September 17, 2004

The War In Iraq Is Already Lost

Sidney Blumenthal gathers a few quotes from people who should know.

Retired general William Odom, former head of the National Security Agency:
"Bush hasn't found the WMD. Al-Qaida, it's worse, he's lost on that front. That he's going to achieve a democracy there? That goal is lost, too. It's lost... Right now, the course we're on, we're achieving Bin Laden's ends."
Retired general Joseph Hoare, the former marine commandant and head of US Central Command:
"The idea that this is going to go the way these guys planned is ludicrous. There are no good options. We're conducting a campaign as though it were being conducted in Iowa, no sense of the realities on the ground. It's so unrealistic for anyone who knows that part of the world. The priorities are just all wrong."
Jeffrey Record, professor of strategy at the Air War College:
"I see no ray of light on the horizon at all. The worst case has become true. There's no analogy whatsoever between the situation in Iraq and the advantages we had after the second world war in Germany and Japan."

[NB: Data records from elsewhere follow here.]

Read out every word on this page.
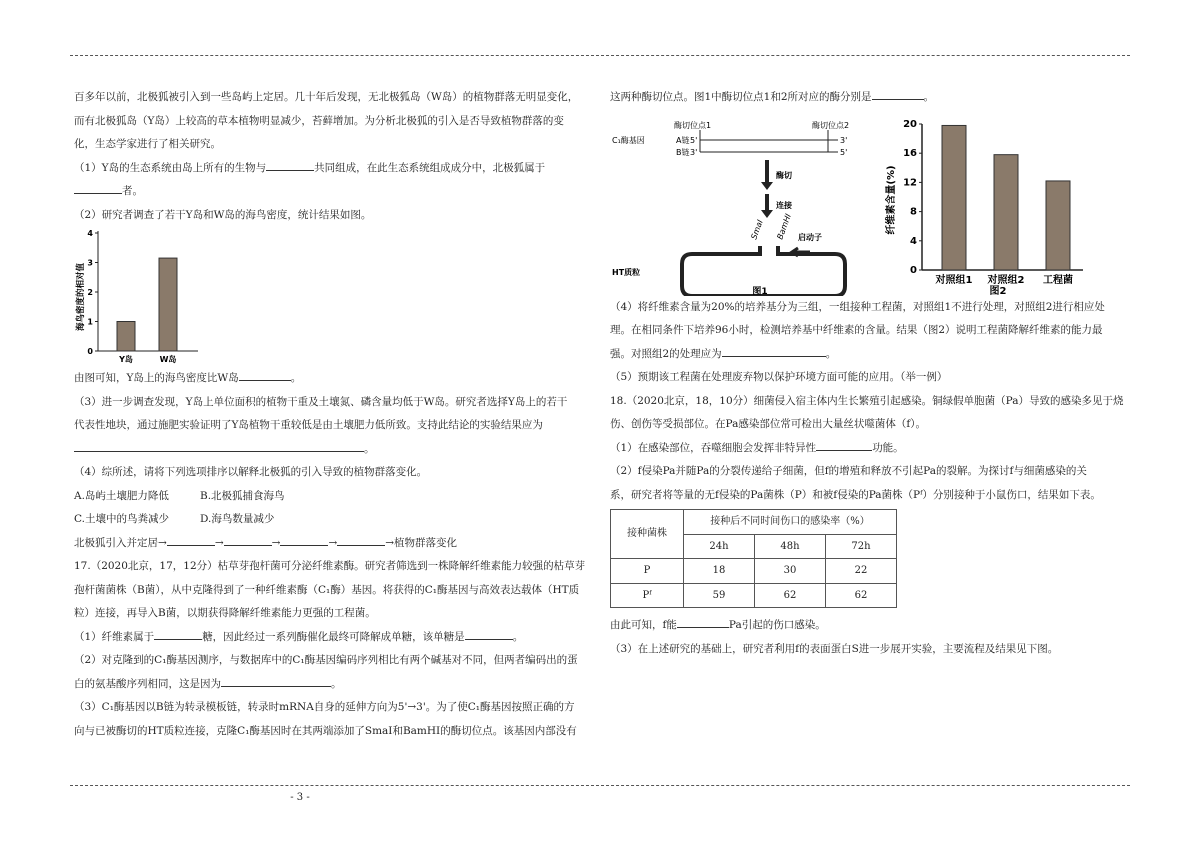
百多年以前，北极狐被引入到一些岛屿上定居。几十年后发现，无北极狐岛（W岛）的植物群落无明显变化，

而有北极狐岛（Y岛）上较高的草本植物明显减少，苔藓增加。为分析北极狐的引入是否导致植物群落的变

化，生态学家进行了相关研究。

（1）Y岛的生态系统由岛上所有的生物与	共同组成，在此生态系统组成成分中，北极狐属于

者。

（2）研究者调查了若干Y岛和W岛的海鸟密度，统计结果如图。

海鸟密度的相对值
0
1
2
3
4
Y岛	W岛

由图可知，Y岛上的海鸟密度比W岛	。

（3）进一步调查发现，Y岛上单位面积的植物干重及土壤氮、磷含量均低于W岛。研究者选择Y岛上的若干

代表性地块，通过施肥实验证明了Y岛植物干重较低是由土壤肥力低所致。支持此结论的实验结果应为

。

（4）综所述，请将下列选项排序以解释北极狐的引入导致的植物群落变化。

A.岛屿土壤肥力降低	B.北极狐捕食海鸟

C.土壤中的鸟粪减少	D.海鸟数量减少

北极狐引入并定居→	→	→	→	→植物群落变化

17.（2020北京，17，12分）枯草芽孢杆菌可分泌纤维素酶。研究者筛选到一株降解纤维素能力较强的枯草芽

孢杆菌菌株（B菌），从中克隆得到了一种纤维素酶（C₁酶）基因。将获得的C₁酶基因与高效表达载体（HT质

粒）连接，再导入B菌，以期获得降解纤维素能力更强的工程菌。

（1）纤维素属于	糖，因此经过一系列酶催化最终可降解成单糖，该单糖是	。

（2）对克隆到的C₁酶基因测序，与数据库中的C₁酶基因编码序列相比有两个碱基对不同，但两者编码出的蛋

白的氨基酸序列相同，这是因为	。

（3）C₁酶基因以B链为转录模板链，转录时mRNA自身的延伸方向为5'→3'。为了使C₁酶基因按照正确的方

向与已被酶切的HT质粒连接，克隆C₁酶基因时在其两端添加了SmaⅠ和BamHⅠ的酶切位点。该基因内部没有

这两种酶切位点。图1中酶切位点1和2所对应的酶分别是	。

C₁酶基因
酶切位点1	酶切位点2
A链
B链
5'
3'
3'
5'
酶切
连接
SmaⅠ BamHⅠ 启动子
HT质粒
图1
纤维素含量(%)
0
4
8
12
16
20
对照组1 对照组2 工程菌
图2

（4）将纤维素含量为20%的培养基分为三组，一组接种工程菌，对照组1不进行处理，对照组2进行相应处

理。在相同条件下培养96小时，检测培养基中纤维素的含量。结果（图2）说明工程菌降解纤维素的能力最

强。对照组2的处理应为	。

（5）预期该工程菌在处理废弃物以保护环境方面可能的应用。（举一例）

18.（2020北京，18，10分）细菌侵入宿主体内生长繁殖引起感染。铜绿假单胞菌（Pa）导致的感染多见于烧

伤、创伤等受损部位。在Pa感染部位常可检出大量丝状噬菌体（f）。

（1）在感染部位，吞噬细胞会发挥非特异性	功能。

（2）f侵染Pa并随Pa的分裂传递给子细菌，但f的增殖和释放不引起Pa的裂解。为探讨f与细菌感染的关

系，研究者将等量的无f侵染的Pa菌株（P）和被f侵染的Pa菌株（Pᶠ）分别接种于小鼠伤口，结果如下表。

接种菌株	接种后不同时间伤口的感染率（%）		
	24h	48h	72h
P	18	30	22
Pᶠ	59	62	62

由此可知，f能	Pa引起的伤口感染。

（3）在上述研究的基础上，研究者利用f的表面蛋白S进一步展开实验，主要流程及结果见下图。

- 3 -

W. Andrew Terrill, professor at the Army War College's strategic studies institute - and the top expert on Iraq there:
"I don't think that you can kill the insurgency... If we leave and there's no civil war, that's a victory."
Record again:
"I see no exit. We've been down that road before. It's called Vietnamisation. The idea that we're going to have an Iraqi force trained to defeat an enemy we can't defeat stretches the imagination. They will be tainted by their very association with the foreign occupier. In fact, we had more time and money in state building in Vietnam than in Iraq."
General Odom again:
"This is far graver than Vietnam. There wasn't as much at stake strategically, though in both cases we mindlessly went ahead with the war that was not constructive for US aims. But now we're in a region far more volatile, and we're in much worse shape with our allies."
General Hoare again:
"I think the president ordered the attack on Fallujah. I asked a three-star marine general who gave the order to go to Fallujah and he wouldn't tell me. I came to the conclusion that the order came directly from the White House."

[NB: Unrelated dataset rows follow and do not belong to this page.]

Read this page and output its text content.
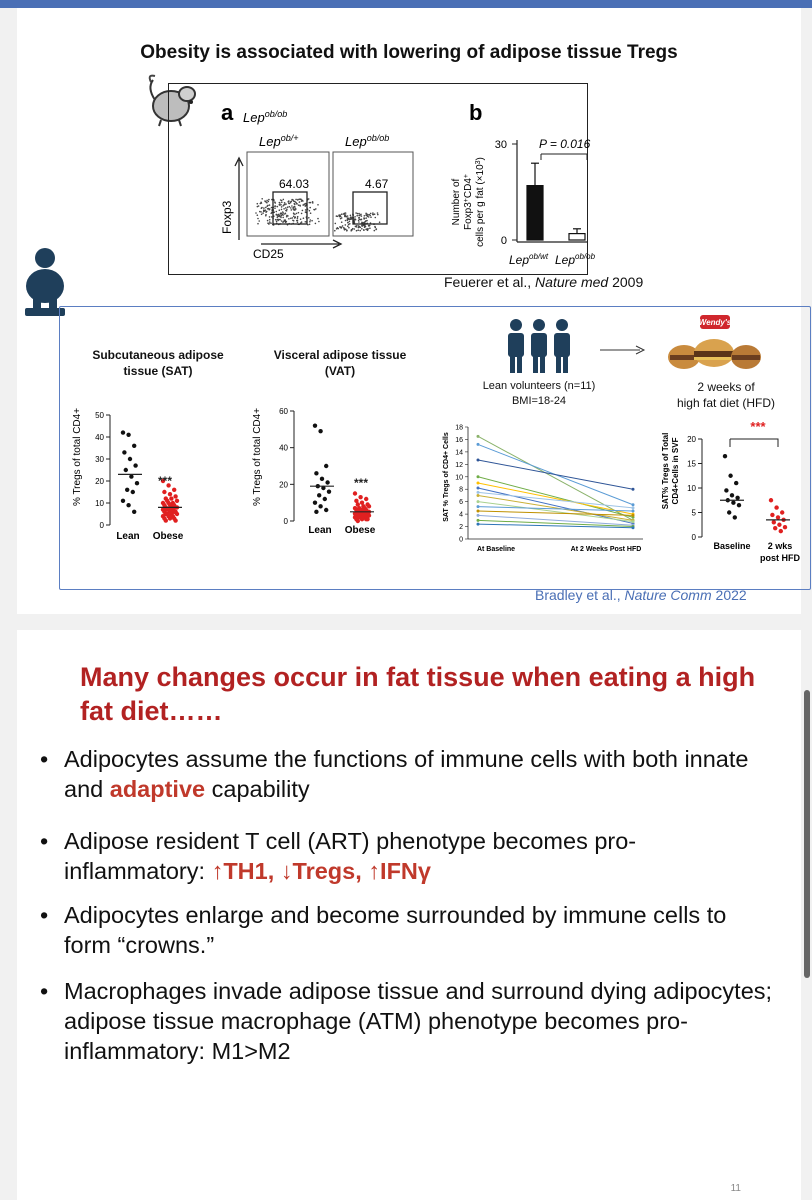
Obesity is associated with lowering of adipose tissue Tregs
a Lep$^{ob/ob}$
Lep$^{ob/+}$	Lep$^{ob/ob}$
Foxp3
CD25
64.03	4.67
b
Number of Foxp3+CD4+ cells per g fat $(\times 10^3)$
30
0
P = 0.016
Lep$^{ob/wt}$ Lep$^{ob/ob}$
Feuerer et al., Nature med 2009
Subcutaneous adipose
tissue (SAT)
% Tregs of total CD4+
0
10
20
30
40
50
***
Lean Obese
Visceral adipose tissue
(VAT)
% Tregs of total CD4+
0
20
40
60
***
Lean Obese
Lean volunteers (n=11)
BMI=18-24
Wendy's
2 weeks of
high fat diet (HFD)
SAT % Tregs of CD4+ Cells
0
2
4
6
8
10
12
14
16
18
At Baseline	At 2 Weeks Post HFD
SAT% Tregs of Total CD4+Cells in SVF
0
5
10
15
20
***
Baseline 2 wks
post HFD
Bradley et al., Nature Comm 2022
Many changes occur in fat tissue when eating a high fat diet……
• Adipocytes assume the functions of immune cells with both innate and adaptive capability
• Adipose resident T cell (ART) phenotype becomes pro-inflammatory: ↑TH1, ↓Tregs, ↑IFNγ
• Adipocytes enlarge and become surrounded by immune cells to form “crowns.”
• Macrophages invade adipose tissue and surround dying adipocytes; adipose tissue macrophage (ATM) phenotype becomes pro-inflammatory: M1>M2
11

Hoare thinks there could be an all-out assault on Falluja after November 2nd:
"You could flatten it. US military forces would prevail, casualties would be high, there would be inconclusive results with respect to the bad guys, their leadership would escape, and civilians would be caught in the middle. I hate that phrase collateral damage. And they talked about dancing in the street, a beacon for democracy!"
Comparing Hoare's remarks on Falluja with the onging air attacks today (while the US voters are busy watching Hurricane Ivan on CNN), the helicopter massacre last Sunday and the recent comments of a senior Army commander in the area (who criticized the decision to go back into Falluja, then set up the Falluja Brigade and now disband it), it does seem as though the citizens of Falluja are being sacrificed on the alter of Bush's electoral popularity, on the basis of a direct command from his office.